Decisão do colegiado seguiu
previsão do mercado e marcou segunda redução seguida de 0,5 ponto percentual,
após um período de sete manutenções consecutivas
Nesta quarta-feira, 20, o Comitê de Política Monetária
(Copom) do Banco
Central decidiu baixar a taxa básica de juros para 12,75% ao ano.
Esta é a segunda redução seguida de 0,5 ponto percentual, após um período sete
manutenções consecutivas. A decisão do colegiado seguiu as expectativas do
mercado. O Comitê citou que os bancos centrais das principais economias
permanecem determinados em promover a convergência das taxas de inflação para
suas metas. O grupo também cita a elevação das taxas de juros de longo prazo dos
Estados Unidos e a perspectiva de menor crescimento na China, ambos exigindo
maior atenção por parte de países emergentes. “A conjuntura atual,
caracterizada por um estágio do processo desinflacionário que tende a ser mais
lento e por expectativas de inflação com reancoragem parcial, demanda
serenidade e moderação na condução da política monetária. O Comitê reforça a
necessidade de perseverar com uma política monetária contracionista até que se
consolide não apenas o processo de desinflação como também a ancoragem das
expectativas em torno de suas metas”, avaliou o grupo.
Em relação ao cenário doméstico,
o Copom observou maior resiliência da atividade econômica do que anteriormente
esperado, mas segue antecipando um cenário de desaceleração da economia nos
próximos trimestres. O Comitê ressaltou que os impactos do aperto monetário
sincronizado sobre a desinflação global se mostrarem mais fortes do que o
esperado. “Em se confirmando o cenário esperado, os membros do Comitê,
unanimemente, anteveem redução de mesma magnitude nas próximas reuniões e
avaliam que esse é o ritmo apropriado para manter a política monetária
contracionista necessária para o processo desinflacionário. O Comitê ressalta
ainda que a magnitude total do ciclo de flexibilização ao longo do tempo
dependerá da evolução da dinâmica inflacionária, em especial dos componentes
mais sensíveis à política monetária e à atividade econômica, das expectativas
de inflação, em particular as de maior prazo, de suas projeções de inflação, do
hiato do produto e do balanço de riscos”, afirmou o comitê.

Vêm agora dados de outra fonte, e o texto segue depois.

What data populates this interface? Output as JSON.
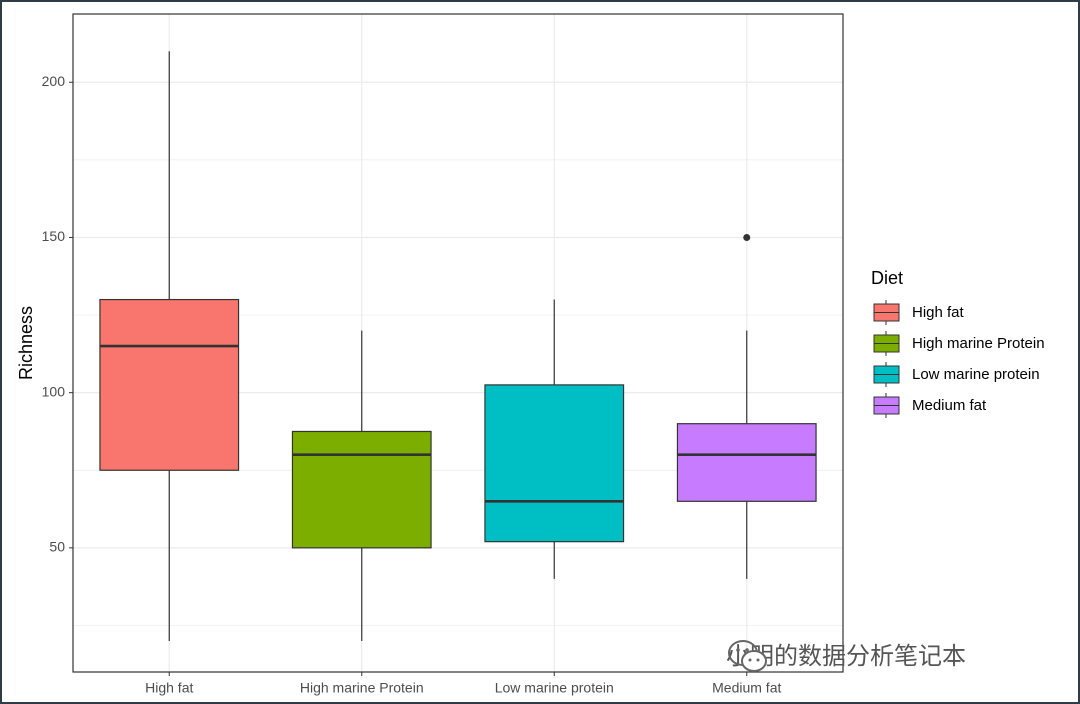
{
  "chart_data": {
    "type": "boxplot",
    "title": "",
    "xlabel": "",
    "ylabel": "Richness",
    "ylim": [
      10,
      222
    ],
    "yticks": [
      50,
      100,
      150,
      200
    ],
    "grid": true,
    "legend": {
      "title": "Diet",
      "placement": "right"
    },
    "categories": [
      "High fat",
      "High marine Protein",
      "Low marine protein",
      "Medium fat"
    ],
    "colors": {
      "box_fill": [
        "#F8766D",
        "#7CAE00",
        "#00BFC4",
        "#C77CFF"
      ],
      "panel_border": "#333333",
      "grid": "#EBEBEB"
    },
    "series": [
      {
        "category": "High fat",
        "min": 20,
        "q1": 75,
        "median": 115,
        "q3": 130,
        "max": 210,
        "outliers": []
      },
      {
        "category": "High marine Protein",
        "min": 20,
        "q1": 50,
        "median": 80,
        "q3": 87.5,
        "max": 120,
        "outliers": []
      },
      {
        "category": "Low marine protein",
        "min": 40,
        "q1": 52,
        "median": 65,
        "q3": 102.5,
        "max": 130,
        "outliers": []
      },
      {
        "category": "Medium fat",
        "min": 40,
        "q1": 65,
        "median": 80,
        "q3": 90,
        "max": 120,
        "outliers": [
          150
        ]
      }
    ]
  },
  "watermark": {
    "text": "小明的数据分析笔记本",
    "icon": "wechat-icon"
  }
}
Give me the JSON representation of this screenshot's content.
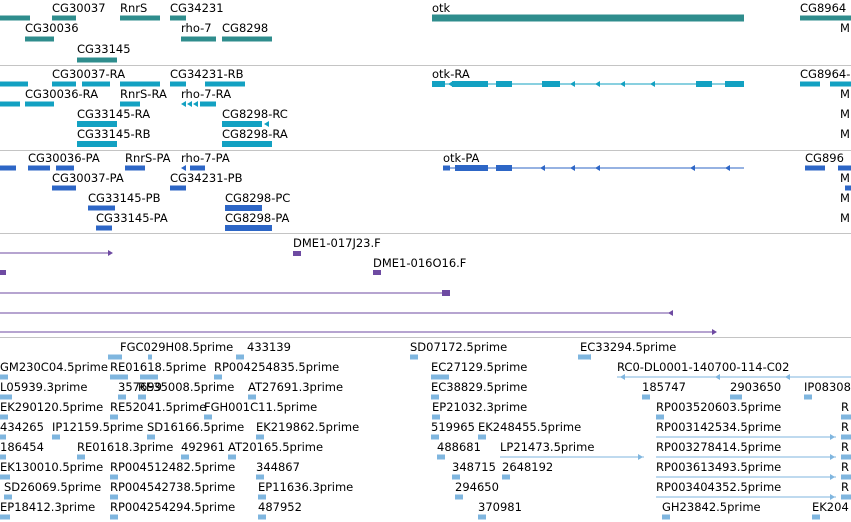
{
  "colors": {
    "gene": "#2f8d8d",
    "transcript": "#13a1c2",
    "protein": "#2d66c6",
    "clone": "#6e4aa2",
    "est": "#7fb6df",
    "separator": "#c4c4c4"
  },
  "tracks": {
    "genes": {
      "labels": [
        "CG30037",
        "RnrS",
        "CG34231",
        "otk",
        "CG8964",
        "CG30036",
        "rho-7",
        "CG8298",
        "CG33145",
        "M"
      ]
    },
    "transcripts": {
      "labels": [
        "CG30037-RA",
        "CG34231-RB",
        "otk-RA",
        "CG8964-",
        "CG30036-RA",
        "RnrS-RA",
        "rho-7-RA",
        "M",
        "CG33145-RA",
        "CG8298-RC",
        "M",
        "CG33145-RB",
        "CG8298-RA",
        "M"
      ]
    },
    "proteins": {
      "labels": [
        "CG30036-PA",
        "RnrS-PA",
        "rho-7-PA",
        "otk-PA",
        "CG896",
        "CG30037-PA",
        "CG34231-PB",
        "M",
        "CG33145-PB",
        "CG8298-PC",
        "M",
        "CG33145-PA",
        "CG8298-PA",
        "M"
      ]
    },
    "clones": {
      "labels": [
        "DME1-017J23.F",
        "DME1-016O16.F"
      ]
    },
    "ests": {
      "labels": [
        "FGC029H08.5prime",
        "433139",
        "SD07172.5prime",
        "EC33294.5prime",
        "GM230C04.5prime",
        "RE01618.5prime",
        "RP004254835.5prime",
        "EC27129.5prime",
        "RC0-DL0001-140700-114-C02",
        "L05939.3prime",
        "357699",
        "RE35008.5prime",
        "AT27691.3prime",
        "EC38829.5prime",
        "185747",
        "2903650",
        "IP08308",
        "EK290120.5prime",
        "RE52041.5prime",
        "FGH001C11.5prime",
        "EP21032.3prime",
        "RP003520603.5prime",
        "R",
        "434265",
        "IP12159.5prime",
        "SD16166.5prime",
        "EK219862.5prime",
        "519965",
        "EK248455.5prime",
        "RP003142534.5prime",
        "R",
        "186454",
        "RE01618.3prime",
        "492961",
        "AT20165.5prime",
        "488681",
        "LP21473.5prime",
        "RP003278414.5prime",
        "R",
        "EK130010.5prime",
        "RP004512482.5prime",
        "344867",
        "348715",
        "2648192",
        "RP003613493.5prime",
        "R",
        "SD26069.5prime",
        "RP004542738.5prime",
        "EP11636.3prime",
        "294650",
        "RP003404352.5prime",
        "R",
        "EP18412.3prime",
        "RP004254294.5prime",
        "487952",
        "370981",
        "GH23842.5prime",
        "EK204"
      ]
    }
  }
}
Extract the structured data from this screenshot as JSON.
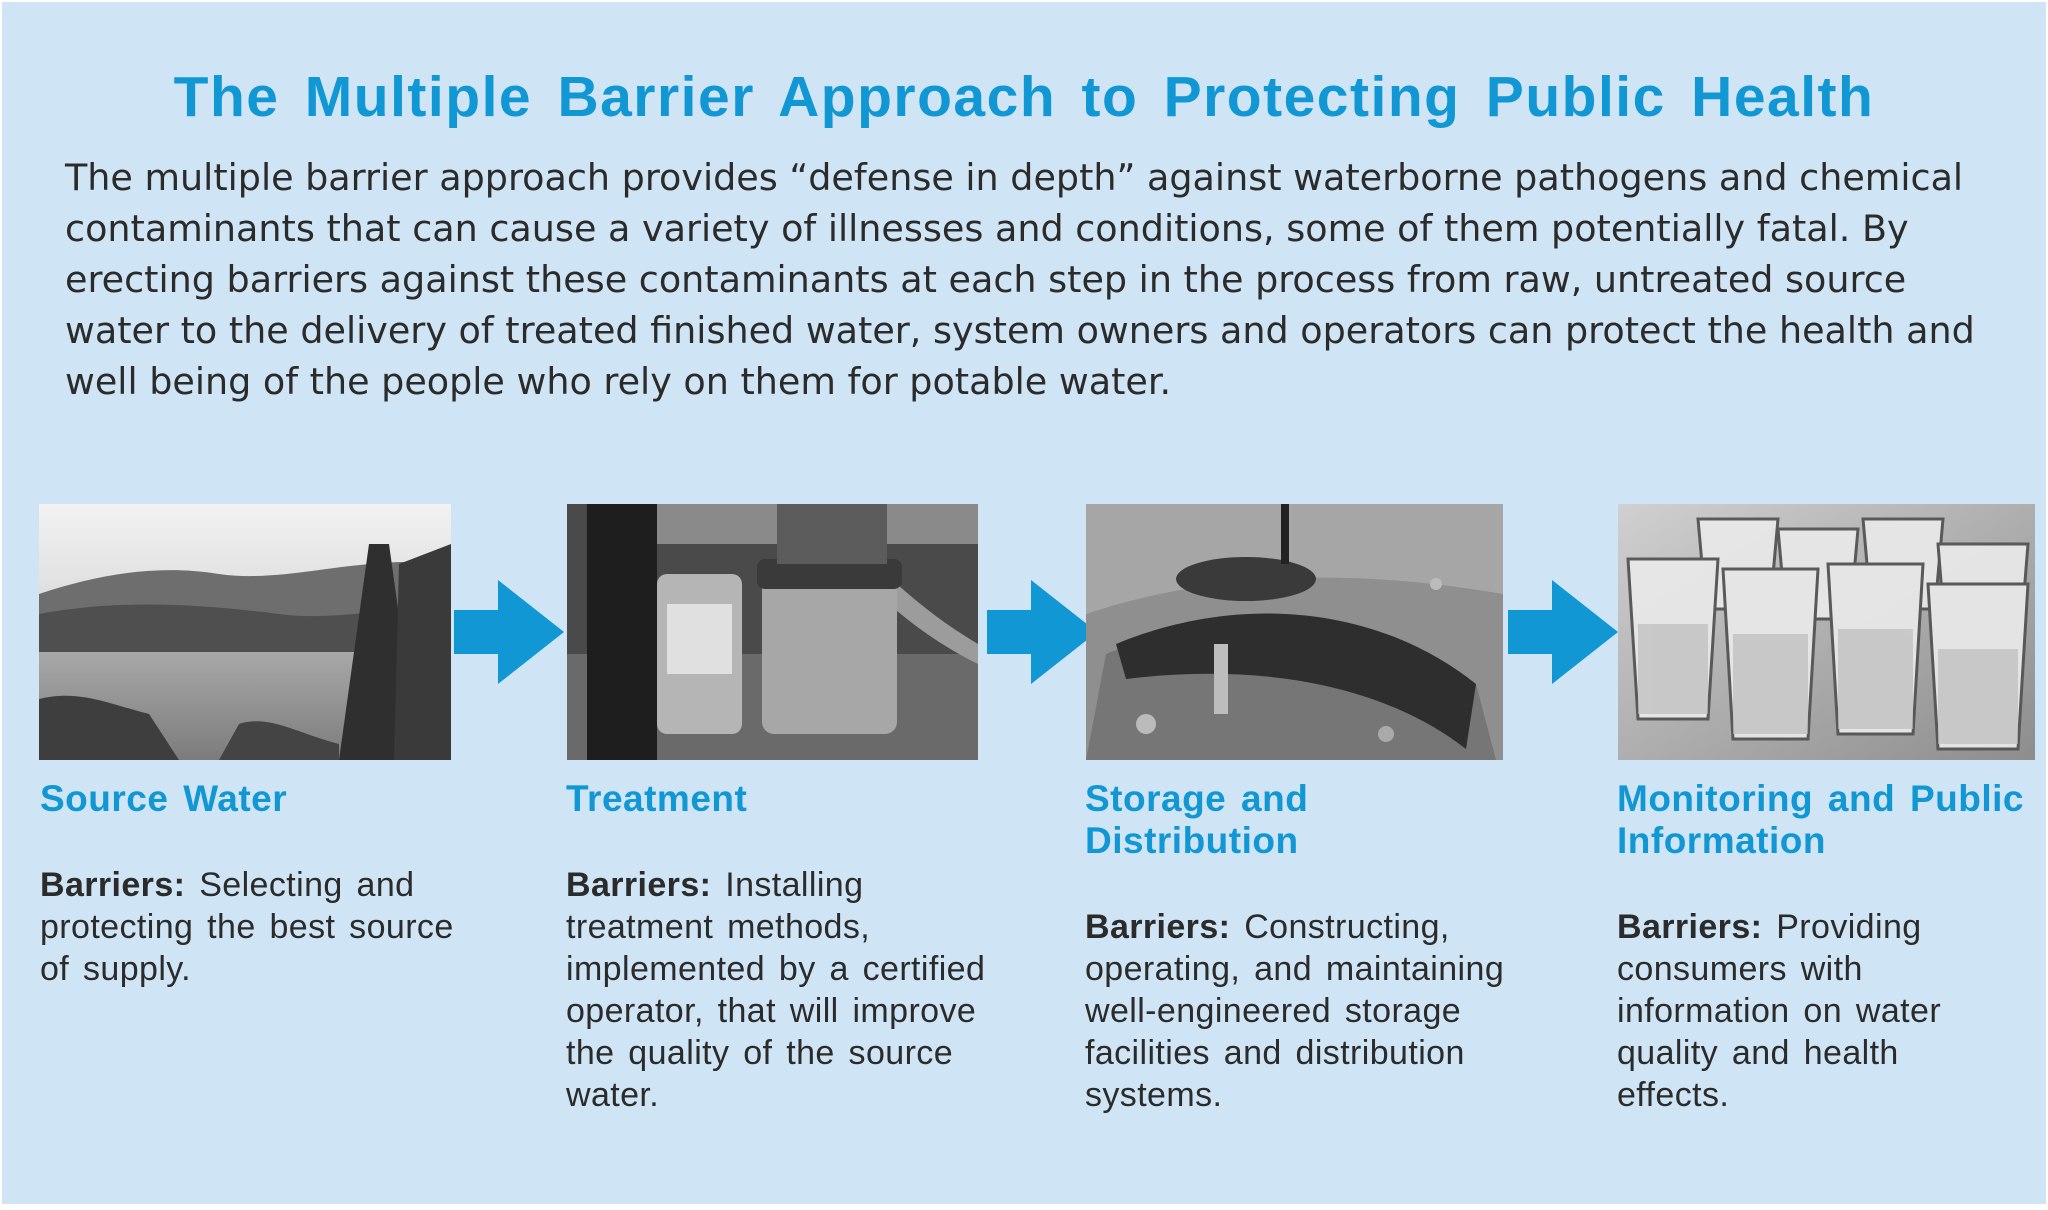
{
  "title": "The Multiple Barrier Approach to Protecting Public Health",
  "intro": "The multiple barrier approach provides “defense in depth” against waterborne pathogens and chemical contaminants that can cause a variety of illnesses and conditions, some of them potentially fatal. By erecting barriers against these contaminants at each step in the process from raw, untreated source water to the delivery of treated finished water, system owners and operators can protect the health and well being of the people who rely on them for potable water.",
  "steps": [
    {
      "title": "Source Water",
      "barriers_label": "Barriers:",
      "description": "Selecting and protecting the best source of supply."
    },
    {
      "title": "Treatment",
      "barriers_label": "Barriers:",
      "description": "Installing treatment methods, implemented by a certified operator, that will improve the quality of the source water."
    },
    {
      "title": "Storage and Distribution",
      "barriers_label": "Barriers:",
      "description": "Constructing, operating, and maintaining well-engineered storage facilities and distribution systems."
    },
    {
      "title": "Monitoring and Public Information",
      "barriers_label": "Barriers:",
      "description": "Providing consumers with information on water quality and health effects."
    }
  ],
  "colors": {
    "background": "#cfe4f4",
    "accent": "#1197d4",
    "text": "#2b2b2b"
  },
  "icons": [
    "lake-photo",
    "filter-photo",
    "tank-photo",
    "water-glasses-photo",
    "right-arrow-icon"
  ]
}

Na ata da reunião anterior, os
membros do grupo já haviam sinalizado a possibilidade de continuar com reduções
de 0,5 ponto percentual nos encontros seguintes. A última
edição do Boletim Focus, que mede as expectativas do mercado, também
projetava o corte de 0,5 p.p. Dados positivos na economia dos últimos dias
também incentivaram a decisão. Na terça-feira, 12, o Instituto Brasileiro de Geografia e
Estatística (IBGE) divulgou que o IPCA mensal registrou
crescimento de 0,23% em agosto de 2023. Apesar do crescimento, o índice veio
abaixo das expectativas do mercado, que esperava que a inflação batesse 0,28%.
As exportações do agronegócio cresceram 6,6% em agosto de 2023, alcançando o
melhor resultado para o mês na série histórica. O setor arrecadou US$ 15,63
bilhões no mês.
Mais cedo no mesmo dia, o Federal Reserve (Banco
Central dos Estados Unidos) decidiu manter a taxa de juros nos EUA
para o intervalo entre 5,25% e 5,5% ao ano. O percentual representa o maior
patamar em 22 anos. A última vez que os juros norte-americanos foram a 5,5% foi
em 2001. O comitê avaliou que indicadores recentes sugerem que a atividade
econômica tem crescido em um ritmo sólido. A geração de emprego diminuiu nos
últimos meses, mas permaneceu forte, com taxas de desemprego em baixa. Apesar
disso, a inflação continua elevada. Para os membros do Fed, condições de
crédito mais restritivas para famílias e empresas poderão pesar sobre a
atividade econômica, as contratações e a inflação. O Comitê afirmou que está
preparado para ajustar os rumos da política monetária, conforme apropriado,
caso, surjam riscos que possam impedir o cumprimento dos objetivos do Comitê.